Une vingtaine d’exécutions extrajudiciaires, une vingtaine de disparitions forcées, plusieurs cas de violences sexuelles et d’actes de torture ont été documentés par le Haut-Commissariat des Nations unies aux droits de l’homme et par plusieurs associations de défense des droits de l’homme. Les auteurs de ces graves violations des droits de l’homme doivent répondre de leurs crimes devant la justice. Or, seulement six militaires en poste à Tombouctou ont été interpellés, fin février 2013, et renvoyés à Bamako pour être entendus par l’état-major pour des « sévices barbares » commis sur des commerçants arabes portés disparus. Les autres militaires impliqués, et notamment ceux soupçonnés d’avoir torturé à Léré sept Touaregs, dont deux sont aujourd’hui décédés, n’ont pas été inquiétés.

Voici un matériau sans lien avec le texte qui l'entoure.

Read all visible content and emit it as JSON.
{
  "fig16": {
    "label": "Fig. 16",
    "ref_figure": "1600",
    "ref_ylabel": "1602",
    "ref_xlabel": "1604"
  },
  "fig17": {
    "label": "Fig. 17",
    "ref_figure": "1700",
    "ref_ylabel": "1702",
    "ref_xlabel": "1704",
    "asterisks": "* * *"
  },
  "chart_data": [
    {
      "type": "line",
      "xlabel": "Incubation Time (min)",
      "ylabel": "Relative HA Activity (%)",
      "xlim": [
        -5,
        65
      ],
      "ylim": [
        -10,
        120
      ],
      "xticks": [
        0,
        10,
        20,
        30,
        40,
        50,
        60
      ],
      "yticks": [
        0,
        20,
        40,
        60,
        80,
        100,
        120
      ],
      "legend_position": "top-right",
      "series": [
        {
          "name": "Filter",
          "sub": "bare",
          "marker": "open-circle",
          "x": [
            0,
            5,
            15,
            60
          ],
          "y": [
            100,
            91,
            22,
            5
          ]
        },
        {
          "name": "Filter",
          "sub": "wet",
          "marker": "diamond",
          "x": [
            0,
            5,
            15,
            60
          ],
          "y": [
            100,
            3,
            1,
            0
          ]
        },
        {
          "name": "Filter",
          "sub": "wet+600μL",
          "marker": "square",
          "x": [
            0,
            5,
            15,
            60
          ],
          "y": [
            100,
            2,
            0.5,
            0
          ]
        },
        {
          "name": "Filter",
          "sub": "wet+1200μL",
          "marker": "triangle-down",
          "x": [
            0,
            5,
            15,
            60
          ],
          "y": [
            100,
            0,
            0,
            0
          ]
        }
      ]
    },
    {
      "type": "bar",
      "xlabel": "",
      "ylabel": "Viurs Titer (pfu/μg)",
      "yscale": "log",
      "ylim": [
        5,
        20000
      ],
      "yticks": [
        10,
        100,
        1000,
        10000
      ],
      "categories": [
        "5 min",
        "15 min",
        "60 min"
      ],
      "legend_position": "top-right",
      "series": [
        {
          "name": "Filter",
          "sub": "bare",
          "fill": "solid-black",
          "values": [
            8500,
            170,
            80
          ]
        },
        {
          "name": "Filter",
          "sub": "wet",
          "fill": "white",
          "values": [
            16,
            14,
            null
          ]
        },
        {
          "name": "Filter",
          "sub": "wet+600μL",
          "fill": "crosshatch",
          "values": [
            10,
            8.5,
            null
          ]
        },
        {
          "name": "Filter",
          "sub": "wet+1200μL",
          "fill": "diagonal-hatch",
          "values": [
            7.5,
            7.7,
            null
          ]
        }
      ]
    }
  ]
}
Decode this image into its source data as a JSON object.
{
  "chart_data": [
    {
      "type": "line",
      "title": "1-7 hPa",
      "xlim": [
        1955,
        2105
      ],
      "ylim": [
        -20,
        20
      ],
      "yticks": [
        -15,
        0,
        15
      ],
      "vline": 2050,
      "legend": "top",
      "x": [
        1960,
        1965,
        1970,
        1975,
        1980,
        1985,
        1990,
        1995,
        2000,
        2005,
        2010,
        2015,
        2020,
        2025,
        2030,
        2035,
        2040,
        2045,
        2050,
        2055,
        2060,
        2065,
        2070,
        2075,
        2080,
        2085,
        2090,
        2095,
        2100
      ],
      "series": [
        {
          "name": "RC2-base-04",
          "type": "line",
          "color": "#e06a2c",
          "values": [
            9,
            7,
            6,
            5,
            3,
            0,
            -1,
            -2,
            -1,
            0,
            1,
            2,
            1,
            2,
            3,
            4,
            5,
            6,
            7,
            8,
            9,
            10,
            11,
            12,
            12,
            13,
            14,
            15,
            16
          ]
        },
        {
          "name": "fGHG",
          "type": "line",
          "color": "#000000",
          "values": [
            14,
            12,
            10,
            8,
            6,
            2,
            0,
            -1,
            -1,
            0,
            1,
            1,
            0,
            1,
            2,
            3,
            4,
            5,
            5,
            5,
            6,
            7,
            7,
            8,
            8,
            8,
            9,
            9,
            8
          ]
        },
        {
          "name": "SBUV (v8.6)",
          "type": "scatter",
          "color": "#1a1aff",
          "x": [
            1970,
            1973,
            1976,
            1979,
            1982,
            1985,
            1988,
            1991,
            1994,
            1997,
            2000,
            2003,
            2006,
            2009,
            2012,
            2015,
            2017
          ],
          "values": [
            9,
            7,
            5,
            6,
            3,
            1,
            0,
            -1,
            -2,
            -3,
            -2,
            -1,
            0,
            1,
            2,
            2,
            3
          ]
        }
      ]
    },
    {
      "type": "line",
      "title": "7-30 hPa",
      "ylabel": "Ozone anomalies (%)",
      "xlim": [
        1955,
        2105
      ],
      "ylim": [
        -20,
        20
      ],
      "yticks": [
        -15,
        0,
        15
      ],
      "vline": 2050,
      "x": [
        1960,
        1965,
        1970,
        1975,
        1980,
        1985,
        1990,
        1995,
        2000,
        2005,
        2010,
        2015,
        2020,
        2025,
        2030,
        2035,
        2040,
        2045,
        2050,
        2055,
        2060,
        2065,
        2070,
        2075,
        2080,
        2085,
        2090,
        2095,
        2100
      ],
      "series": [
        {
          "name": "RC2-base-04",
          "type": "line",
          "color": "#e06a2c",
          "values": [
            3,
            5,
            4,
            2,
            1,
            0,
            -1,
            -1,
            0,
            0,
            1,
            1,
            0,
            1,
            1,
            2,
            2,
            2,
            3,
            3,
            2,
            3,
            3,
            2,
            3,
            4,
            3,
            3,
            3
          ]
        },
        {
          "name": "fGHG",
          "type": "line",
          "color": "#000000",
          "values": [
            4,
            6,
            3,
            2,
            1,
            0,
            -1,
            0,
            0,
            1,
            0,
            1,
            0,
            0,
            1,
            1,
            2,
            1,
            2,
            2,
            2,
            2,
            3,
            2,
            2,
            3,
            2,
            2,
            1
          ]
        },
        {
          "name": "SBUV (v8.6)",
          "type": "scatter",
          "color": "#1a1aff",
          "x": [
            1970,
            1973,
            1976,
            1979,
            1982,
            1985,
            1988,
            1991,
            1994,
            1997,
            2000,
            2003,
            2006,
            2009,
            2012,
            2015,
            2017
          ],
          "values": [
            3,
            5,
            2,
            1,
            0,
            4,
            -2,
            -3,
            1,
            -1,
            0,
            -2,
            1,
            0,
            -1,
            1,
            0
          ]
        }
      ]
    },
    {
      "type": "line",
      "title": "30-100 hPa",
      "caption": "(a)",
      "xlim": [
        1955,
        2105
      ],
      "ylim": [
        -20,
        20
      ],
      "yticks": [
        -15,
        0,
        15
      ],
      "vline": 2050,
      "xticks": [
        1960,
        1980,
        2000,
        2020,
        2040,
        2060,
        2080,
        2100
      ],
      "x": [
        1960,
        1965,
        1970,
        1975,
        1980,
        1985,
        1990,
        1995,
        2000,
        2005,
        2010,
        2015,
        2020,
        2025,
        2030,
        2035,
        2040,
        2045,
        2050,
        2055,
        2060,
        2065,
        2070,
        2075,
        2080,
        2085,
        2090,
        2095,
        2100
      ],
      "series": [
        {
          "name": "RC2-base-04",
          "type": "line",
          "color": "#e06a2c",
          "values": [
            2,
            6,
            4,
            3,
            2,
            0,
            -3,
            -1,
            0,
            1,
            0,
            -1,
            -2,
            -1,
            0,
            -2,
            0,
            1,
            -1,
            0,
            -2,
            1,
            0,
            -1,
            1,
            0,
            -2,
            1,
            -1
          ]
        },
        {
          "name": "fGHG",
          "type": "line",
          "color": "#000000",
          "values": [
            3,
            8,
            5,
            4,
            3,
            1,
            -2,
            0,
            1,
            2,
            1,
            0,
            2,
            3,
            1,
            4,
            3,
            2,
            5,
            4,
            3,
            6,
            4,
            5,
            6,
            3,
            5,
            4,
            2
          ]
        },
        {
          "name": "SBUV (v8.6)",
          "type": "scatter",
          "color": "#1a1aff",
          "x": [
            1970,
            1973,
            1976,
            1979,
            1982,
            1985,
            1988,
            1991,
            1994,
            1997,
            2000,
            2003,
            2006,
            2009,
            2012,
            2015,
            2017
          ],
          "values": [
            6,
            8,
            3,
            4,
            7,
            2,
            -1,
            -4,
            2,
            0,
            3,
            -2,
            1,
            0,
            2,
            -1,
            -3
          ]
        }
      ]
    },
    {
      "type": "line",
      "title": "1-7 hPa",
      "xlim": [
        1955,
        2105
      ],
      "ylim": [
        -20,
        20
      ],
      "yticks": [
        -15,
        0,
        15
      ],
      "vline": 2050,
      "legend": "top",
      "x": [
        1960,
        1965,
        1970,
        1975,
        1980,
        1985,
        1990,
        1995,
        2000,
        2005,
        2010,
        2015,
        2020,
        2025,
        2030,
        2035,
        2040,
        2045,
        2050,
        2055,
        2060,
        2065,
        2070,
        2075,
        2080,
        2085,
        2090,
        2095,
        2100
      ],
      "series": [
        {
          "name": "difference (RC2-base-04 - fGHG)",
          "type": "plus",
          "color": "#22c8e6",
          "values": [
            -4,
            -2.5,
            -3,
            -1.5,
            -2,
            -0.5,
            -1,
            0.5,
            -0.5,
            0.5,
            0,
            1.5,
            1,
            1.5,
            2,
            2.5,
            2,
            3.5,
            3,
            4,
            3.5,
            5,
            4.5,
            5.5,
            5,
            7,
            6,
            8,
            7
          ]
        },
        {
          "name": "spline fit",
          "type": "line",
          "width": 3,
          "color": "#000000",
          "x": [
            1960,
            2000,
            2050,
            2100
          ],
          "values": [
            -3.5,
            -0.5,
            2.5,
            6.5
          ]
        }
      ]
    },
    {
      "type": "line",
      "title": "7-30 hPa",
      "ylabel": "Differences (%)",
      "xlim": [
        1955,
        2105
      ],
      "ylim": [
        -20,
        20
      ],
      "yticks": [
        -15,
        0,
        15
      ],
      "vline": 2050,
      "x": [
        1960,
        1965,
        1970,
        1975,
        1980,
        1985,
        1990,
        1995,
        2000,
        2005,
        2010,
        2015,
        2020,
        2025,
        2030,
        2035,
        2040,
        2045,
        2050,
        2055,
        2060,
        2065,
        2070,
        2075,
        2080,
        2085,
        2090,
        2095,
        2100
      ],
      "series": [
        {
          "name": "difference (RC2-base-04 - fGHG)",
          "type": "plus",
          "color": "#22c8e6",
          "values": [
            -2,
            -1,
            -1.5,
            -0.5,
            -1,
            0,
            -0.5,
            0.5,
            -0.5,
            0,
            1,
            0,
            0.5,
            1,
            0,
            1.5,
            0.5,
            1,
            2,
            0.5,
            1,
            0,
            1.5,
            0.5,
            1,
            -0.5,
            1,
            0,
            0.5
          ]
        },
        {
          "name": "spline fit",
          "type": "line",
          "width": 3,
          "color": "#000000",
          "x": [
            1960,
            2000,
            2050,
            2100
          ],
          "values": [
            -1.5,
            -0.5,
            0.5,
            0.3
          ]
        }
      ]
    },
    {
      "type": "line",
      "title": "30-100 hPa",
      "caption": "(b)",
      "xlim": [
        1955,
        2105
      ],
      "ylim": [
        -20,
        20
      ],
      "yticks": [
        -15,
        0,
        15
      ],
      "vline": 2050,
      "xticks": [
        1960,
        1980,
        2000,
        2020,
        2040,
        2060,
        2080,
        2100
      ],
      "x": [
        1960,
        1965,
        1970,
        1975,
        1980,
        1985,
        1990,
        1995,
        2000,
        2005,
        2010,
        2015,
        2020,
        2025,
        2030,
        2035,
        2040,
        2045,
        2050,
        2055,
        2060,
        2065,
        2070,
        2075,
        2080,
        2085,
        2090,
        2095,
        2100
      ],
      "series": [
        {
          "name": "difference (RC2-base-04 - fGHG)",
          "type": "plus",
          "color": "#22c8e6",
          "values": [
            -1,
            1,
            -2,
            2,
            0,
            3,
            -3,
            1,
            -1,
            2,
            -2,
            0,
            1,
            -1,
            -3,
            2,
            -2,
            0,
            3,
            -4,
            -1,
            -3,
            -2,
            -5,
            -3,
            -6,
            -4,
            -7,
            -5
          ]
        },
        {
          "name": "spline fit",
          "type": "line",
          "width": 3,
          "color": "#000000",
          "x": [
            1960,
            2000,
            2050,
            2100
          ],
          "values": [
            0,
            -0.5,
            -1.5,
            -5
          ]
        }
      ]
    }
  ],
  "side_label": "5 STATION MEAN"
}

J’appelle les autorités maliennes à :
• ouvrir sans délai des enquêtes indépendantes et impartiales sur l’ensemble des allégations de violations graves des droits de l’homme commises par des éléments de l’armée malienne,
• relever de ses fonctions toute personne soupçonnée d’avoir perpétré ou ordonné ces actes,
• juger les auteurs et responsables présumés de ces actes dans le cadre de procédures judiciaires équitables,
• apporter des réparations aux victimes et à leurs familles.
Dans cette attente, je vous prie d’agréer, Monsieur le Président, l’expression de ma plus haute considération.